With a critical eye I would tell you that some of your sentences were akwardly structured and required some re-reading in order to understand. Examples include: Though we'd done some cleaning this morning......there was too much restacking and too little tossing away" may be better stated..."Though we'd done some cleaning this morning, we'd restacked too much and threw away too little". The paragraph beginning with "Orange juice dribbled..." was choppy and clumsy. I get what you're doing with the Yahtzee dice in the paragraph beginning "At 10:15..." but again, bulky and clumsy. Similar challenges as a reader with "I had hugged her, not made-up and dressed-up...." "When I was six.......thinking of the subway ticket as something that promised....."I would simply encourage you to read the piece outloud and fine-tune some of the sentences which initially detracted from the overall flow and enjoyment of the piece.

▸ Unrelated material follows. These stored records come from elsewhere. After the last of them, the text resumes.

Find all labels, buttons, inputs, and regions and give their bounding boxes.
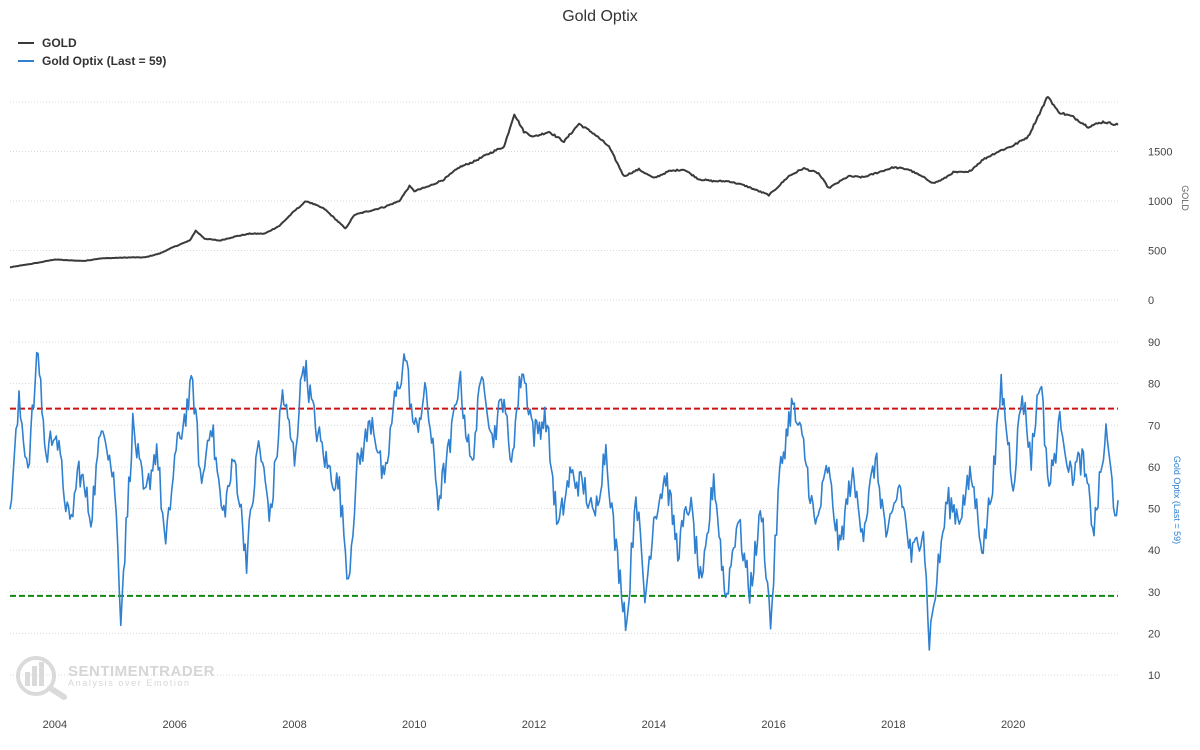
y-tick-optix: 50 [1148,504,1160,516]
series-line-price [9,96,1119,269]
x-tick: 2018 [881,719,905,731]
x-tick: 2020 [1001,719,1025,731]
x-tick: 2012 [522,719,546,731]
series-line-optix [9,351,1119,651]
y-tick-price: 0 [1148,295,1154,307]
y-tick-price: 1500 [1148,147,1172,159]
x-axis-ticks: 2004 2006 2008 2010 2012 2014 2016 2018 2020 [43,719,1026,731]
y-tick-optix: 80 [1148,379,1160,391]
x-tick: 2014 [642,719,666,731]
watermark-brand: SENTIMENTRADER [68,663,215,680]
y-tick-price: 500 [1148,246,1166,258]
y-tick-price: 1000 [1148,196,1172,208]
legend-label-optix[interactable]: Gold Optix (Last = 59) [42,54,166,68]
y-tick-optix: 10 [1148,670,1160,682]
y-axis-ticks: 0 500 1000 1500 10 20 30 40 50 60 70 80 90 [1148,147,1172,683]
x-tick: 2008 [282,719,306,731]
y-tick-optix: 60 [1148,462,1160,474]
chart-title: Gold Optix [562,8,638,25]
sentimentrader-watermark: SENTIMENTRADER Analysis over Emotion [16,656,215,700]
x-tick: 2010 [402,719,426,731]
x-tick: 2016 [761,719,785,731]
y-tick-optix: 40 [1148,545,1160,557]
y-tick-optix: 20 [1148,628,1160,640]
watermark-tagline: Analysis over Emotion [68,678,191,688]
y-tick-optix: 30 [1148,587,1160,599]
x-tick: 2006 [162,719,186,731]
sentimentrader-logo-icon [16,656,67,700]
legend[interactable]: GOLD Gold Optix (Last = 59) [18,36,166,68]
y-tick-optix: 90 [1148,337,1160,349]
y-axis-title-optix: Gold Optix (Last = 59) [1172,456,1182,544]
y-tick-optix: 70 [1148,420,1160,432]
plot-series [9,96,1119,651]
gridlines [10,101,1118,676]
x-tick: 2004 [43,719,67,731]
y-axis-title-gold: GOLD [1180,185,1190,211]
legend-label-gold[interactable]: GOLD [42,36,77,50]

A couple of word choice suggestions. Already commented on graphite vs. lead; In the sentence "....months before when the stroke was new and ways of moving on hadn't been invented" I'm thinking "discovered" is more appropriate than invented. For "I can count the occassions.....on one hand, not counting..." instead of repating the word "counting", try "including". Same paragraph, last sentence: "I blinked my eyes......getting a bit..." insead of "getting" try "allowing". Referencing the windos on the bus you use "tinted windows which lined the length..." I think spanned would be better than lined.

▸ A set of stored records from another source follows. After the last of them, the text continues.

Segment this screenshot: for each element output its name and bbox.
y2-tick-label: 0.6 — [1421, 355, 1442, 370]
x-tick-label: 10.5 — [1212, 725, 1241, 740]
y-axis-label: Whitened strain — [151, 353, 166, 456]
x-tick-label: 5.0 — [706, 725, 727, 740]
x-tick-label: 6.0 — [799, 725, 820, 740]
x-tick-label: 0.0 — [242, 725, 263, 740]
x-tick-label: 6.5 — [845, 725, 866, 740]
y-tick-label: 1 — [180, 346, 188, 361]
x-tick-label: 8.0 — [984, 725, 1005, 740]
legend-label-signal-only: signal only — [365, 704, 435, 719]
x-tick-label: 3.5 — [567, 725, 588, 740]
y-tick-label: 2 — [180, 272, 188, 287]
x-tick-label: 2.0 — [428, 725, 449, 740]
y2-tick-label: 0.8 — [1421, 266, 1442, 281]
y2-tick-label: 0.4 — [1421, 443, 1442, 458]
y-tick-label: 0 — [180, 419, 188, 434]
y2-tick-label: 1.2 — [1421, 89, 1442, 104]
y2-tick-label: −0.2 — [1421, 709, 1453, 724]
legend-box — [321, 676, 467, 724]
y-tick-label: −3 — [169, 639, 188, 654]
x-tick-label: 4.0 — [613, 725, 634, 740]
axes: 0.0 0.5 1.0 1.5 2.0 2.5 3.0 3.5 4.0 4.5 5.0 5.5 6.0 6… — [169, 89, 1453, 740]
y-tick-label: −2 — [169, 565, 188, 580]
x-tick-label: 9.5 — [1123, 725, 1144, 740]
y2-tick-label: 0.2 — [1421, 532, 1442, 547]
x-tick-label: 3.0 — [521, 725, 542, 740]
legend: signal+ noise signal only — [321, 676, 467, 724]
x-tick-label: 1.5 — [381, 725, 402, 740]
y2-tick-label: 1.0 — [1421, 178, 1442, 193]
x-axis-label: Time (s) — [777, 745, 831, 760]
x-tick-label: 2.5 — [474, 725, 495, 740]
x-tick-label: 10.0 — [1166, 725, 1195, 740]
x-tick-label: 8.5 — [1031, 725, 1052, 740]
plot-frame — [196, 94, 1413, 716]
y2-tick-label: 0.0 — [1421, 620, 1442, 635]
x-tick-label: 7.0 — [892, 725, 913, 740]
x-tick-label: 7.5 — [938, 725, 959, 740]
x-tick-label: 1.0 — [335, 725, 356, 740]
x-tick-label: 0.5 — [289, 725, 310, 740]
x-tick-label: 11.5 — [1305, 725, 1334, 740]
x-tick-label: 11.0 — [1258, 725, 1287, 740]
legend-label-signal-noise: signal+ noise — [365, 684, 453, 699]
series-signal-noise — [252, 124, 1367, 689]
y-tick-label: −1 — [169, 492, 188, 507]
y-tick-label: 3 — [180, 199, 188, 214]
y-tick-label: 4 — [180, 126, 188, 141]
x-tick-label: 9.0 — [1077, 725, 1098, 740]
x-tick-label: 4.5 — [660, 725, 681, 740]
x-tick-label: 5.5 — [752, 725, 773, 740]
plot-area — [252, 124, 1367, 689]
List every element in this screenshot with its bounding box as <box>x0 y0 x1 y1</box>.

I loved her epiphany and courage at the end. The whole last paragraph is great, particularly "I guessed two things then...." and ties the piece together well. Write on!! Looking forward to reviewing Romance Writers.
All Hail to the Kona bean. As a coffee fanatic myself I really enjoyed this and am impressed at your knack for Shaekspere! When on when will they make the coffee IV drip? That's what I'm waiting to buy stock in. For the record, I'm a bit of a coffee purist - I like it strong and black. Thanks for a fun read!